We're not allowing Viguier to be what we are every single day.

Because he crossed the Rubicon, because he killed,

because he's a murderer?

That's what the police told us!

So you have a choice

between the superintendent and...

a citizen.

A man

who was told...

"Go and see your son and get him to confess.

"Because if he doesn't,

"your granddaughter,

"your little Clmence,

"will become a whore.

"Guillaume and Nicolas will end up junkies."

Weren't his superiors outraged by that?

Wasn't the public prosecutor outraged?

Shame on you!

Ladies and gentlemen of the jury,

during this trial I sensed that you were

captivated by the phone calls.

Consider that the superintendent paid no attention to them.

Neither did the investigating judge or his entire chambers.

We had to work through them, ten years too late,

going through hundreds of hours, to discover that Durandet lied.

I am not the prosecutor and it is not up to me to demonstrate

Durandet's guilt.

But if we're in the domain of doubt,

is it impossible that Durandet went back to plant the handbag

in order to frame Viguier?

It's only a hypothesis.

Another hypothesis.

But there are so many.

It was a lovely day that Sunday.

At about 1 p.m. Suzy woke up, alone in the house.

We can very easily picture her getting dressed,

putting her lenses in,

getting her mobile phone,

her chequebook and other papers,

going out, walking away...

I don't know about the rest.

And it is not my place to say anything at all about that.

But what I do know,

what I can assert,

is that she could have gone out!

"Circumstances of disappearance.

"Sunday 27th February, between 10 a.m. and 6 p.m."

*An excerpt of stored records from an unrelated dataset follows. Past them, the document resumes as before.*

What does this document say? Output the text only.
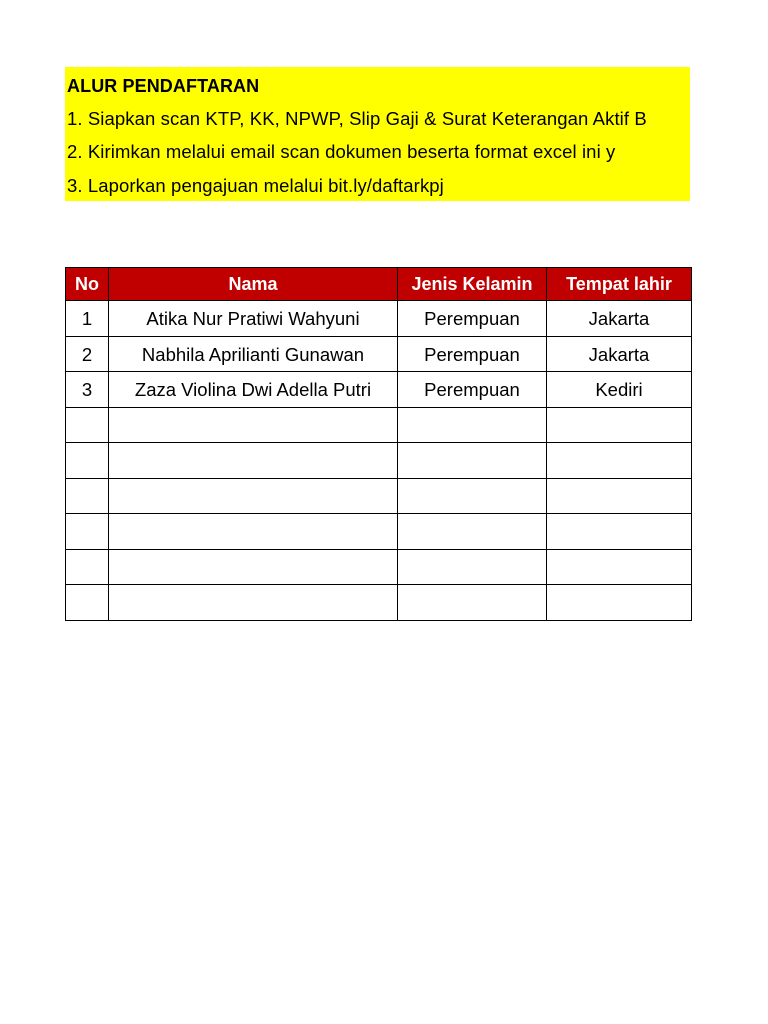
ALUR PENDAFTARAN
1. Siapkan scan KTP, KK, NPWP, Slip Gaji & Surat Keterangan Aktif B
2. Kirimkan melalui email scan dokumen beserta format excel ini y
3. Laporkan pengajuan melalui bit.ly/daftarkpj
No	Nama	Jenis Kelamin	Tempat lahir
1	Atika Nur Pratiwi Wahyuni	Perempuan	Jakarta
2	Nabhila Aprilianti Gunawan	Perempuan	Jakarta
3	Zaza Violina Dwi Adella Putri	Perempuan	Kediri
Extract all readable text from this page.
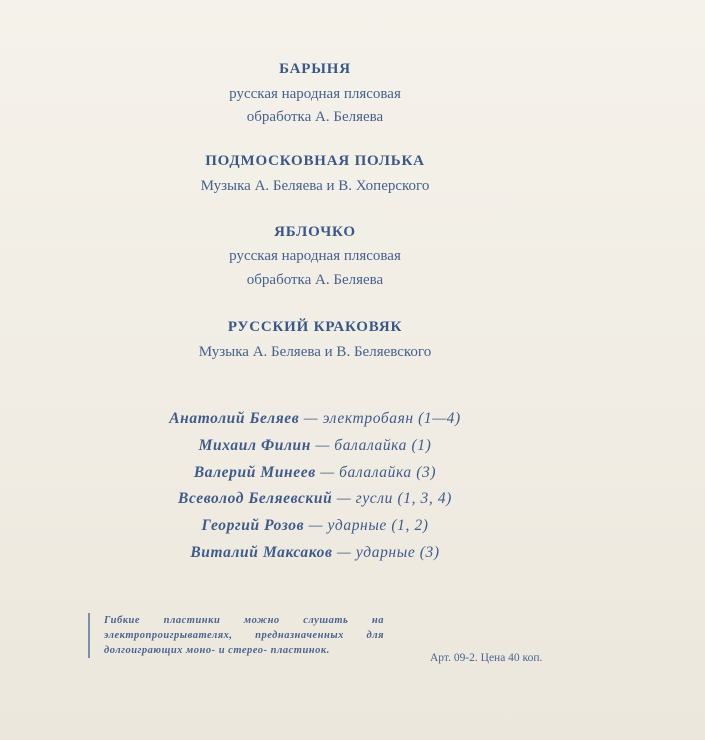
БАРЫНЯ
русская народная плясовая
обработка А. Беляева
ПОДМОСКОВНАЯ ПОЛЬКА
Музыка А. Беляева и В. Хоперского
ЯБЛОЧКО
русская народная плясовая
обработка А. Беляева
РУССКИЙ КРАКОВЯК
Музыка А. Беляева и В. Беляевского
Анатолий Беляев — электробаян (1—4)
Михаил Филин — балалайка (1)
Валерий Минеев — балалайка (3)
Всеволод Беляевский — гусли (1, 3, 4)
Георгий Розов — ударные (1, 2)
Виталий Максаков — ударные (3)
Гибкие пластинки можно слушать на электропроигрывателях, предназначенных для долгоиграющих моно- и стерео- пластинок.
Арт. 09-2. Цена 40 коп.
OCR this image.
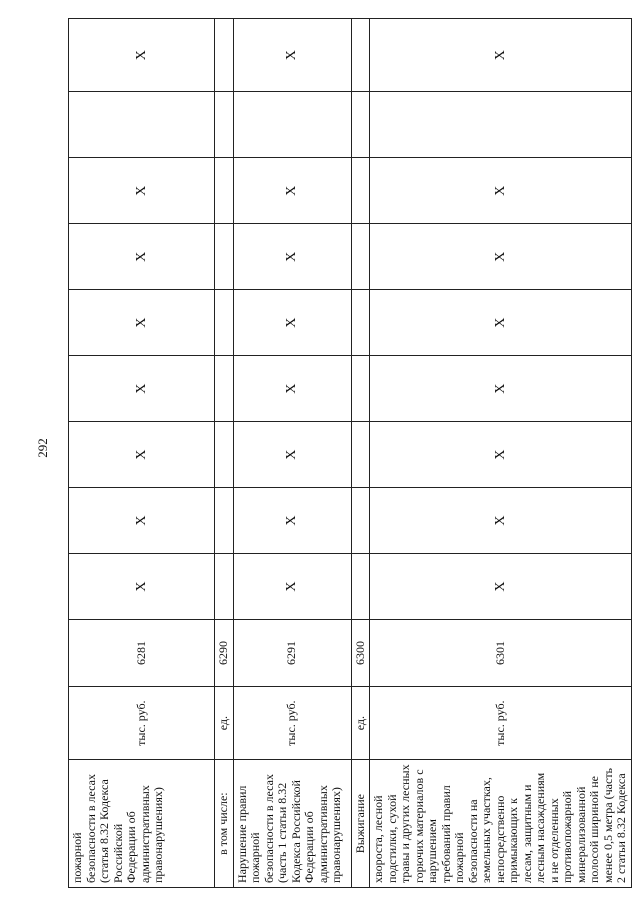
292
пожарной безопасности в лесах (статья 8.32 Кодекса Российской Федерации об административных правонарушениях)	тыс. руб.	6281	X	X	X	X	X	X	X		X
в том числе:	ед.	6290									
Нарушение правил пожарной безопасности в лесах (часть 1 статьи 8.32 Кодекса Российской Федерации об административных правонарушениях)	тыс. руб.	6291	X	X	X	X	X	X	X		X
Выжигание	ед.	6300									
хворостa, лесной подстилки, сухой травы и других лесных горючих материалов с нарушением требований правил пожарной безопасности на земельных участках, непосредственно примыкающих к лесам, защитным и лесным насаждениям и не отделенных противопожарной минерализованной полосой шириной не менее 0,5 метра (часть 2 статьи 8.32 Кодекса	тыс. руб.	6301	X	X	X	X	X	X	X		X
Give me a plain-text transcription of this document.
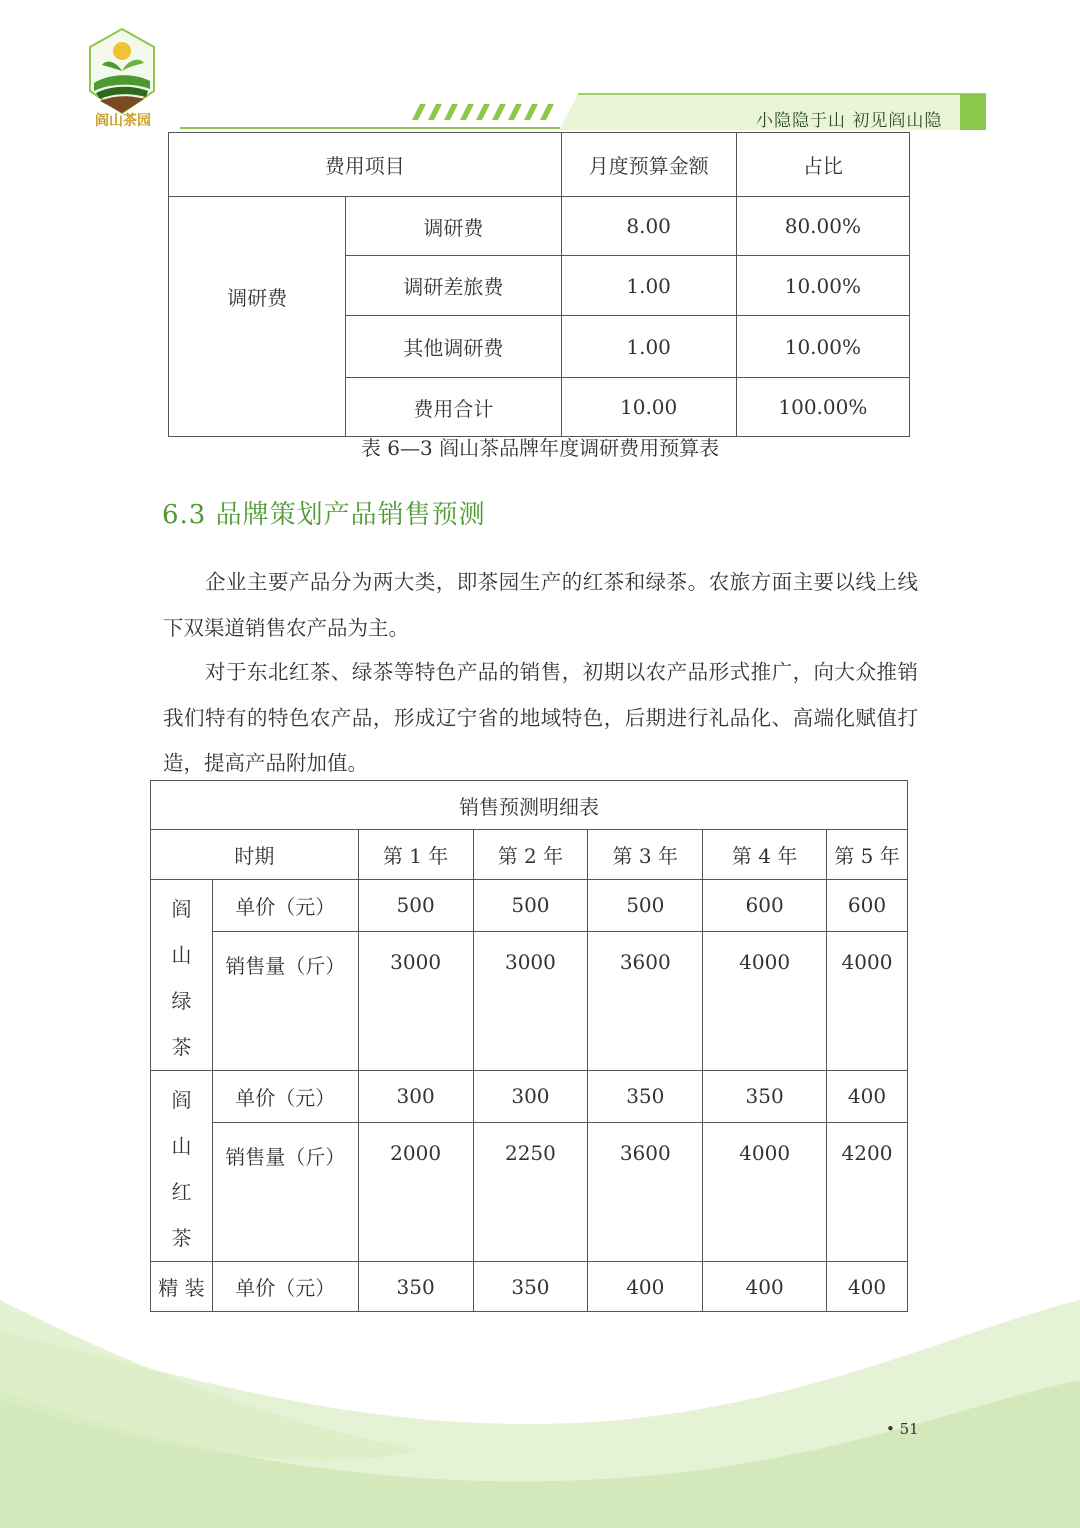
小隐隐于山 初见阎山隐
阎山茶园
费用项目		月度预算金额	占比
调研费	调研费	8.00	80.00%
	调研差旅费	1.00	10.00%
	其他调研费	1.00	10.00%
	费用合计	10.00	100.00%
表 6—3 阎山茶品牌年度调研费用预算表
6.3 品牌策划产品销售预测
企业主要产品分为两大类，即茶园生产的红茶和绿茶。农旅方面主要以线上线下双渠道销售农产品为主。
对于东北红茶、绿茶等特色产品的销售，初期以农产品形式推广，向大众推销我们特有的特色农产品，形成辽宁省的地域特色，后期进行礼品化、高端化赋值打造，提高产品附加值。
销售预测明细表						
时期		第 1 年	第 2 年	第 3 年	第 4 年	第 5 年

阎
山
绿
茶	单价（元）	500	500	500	600	600
	销售量（斤）	3000	3000	3600	4000	4000

阎
山
红
茶	单价（元）	300	300	350	350	400
	销售量（斤）	2000	2250	3600	4000	4200
精 装	单价（元）	350	350	400	400	400
• 51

There, that's what the police wrote.

Between 10 o'clock and 6 o'clock she could have gone out.

Every year there's a large number

of unexplained disappearances.

I envy those legal soothsayers who are unassailed by doubt.

I... don't know.

He hasn't been shown much kindness.

This man has been paying for ten years

for a crime of which a court has already acquitted him.

Look at his perp face!

Filmed from afar, filmed from up close!

Let's humiliate him!

Let's trample on him!

Let's have no respect for the presumption of innocence!

How is it possible to live like that for ten years?

The looks cast by neighbours,

by colleagues, by people at the university!

Being held in custody!

Being deprived of his freedom!

The first trial and the disgusting comments which followed that!

The second!

Say something! Move!

Defend yourself!

Justice, Mr President, is first and foremost

the signature of those who dispense it.

Before being a collective decision, it is an individual decision.

It's you, Sir.

You, Madam.

You, Sir.

You, Madam.

You.

Sir.

A profound conviction, says the law, is based on evidence.

And a miscarriage of justice is not an accident.

It's wilfully playing fast and loose with our principles.

If you condemn with a total absence of proof,

then you will have judged...

but you will not have dispensed justice.

Thank you, Matre.

Mr Viguier, do you have anything to add in your defence?

It's been ten years of hell.

Sheer torment.

Do not make my whole world collapse.

Please restore my dignity as a man,

for my children

and for Suzy.

The bench will withdraw.

Mr Viguier,

you must remain here while we deliberate.

I shall ask the journalists and cameramen to leave.

Court is adjourned.

Ladies and gentlemen,

please rise.

You may be seated.

They looked over at him!

Mr Viguier, please stand.

To questions 1 and 2, the jury has answered no,

making question 3 null and void.

The court declares Jacques Viguier not guilty.

The hearing is over.

Wait for me.

Suzanne Viguier's death has never been confirmed.

In France, over 40,000 people disappear every year.

10,000 are never accounted for.

Apart from Jacques Viguier, who is now definitively acquitted,

no other protagonist of case 3436 has been charged.

Inspired by the case, this film includes several fictional elements.

The character of Nora and her profound conviction are invented.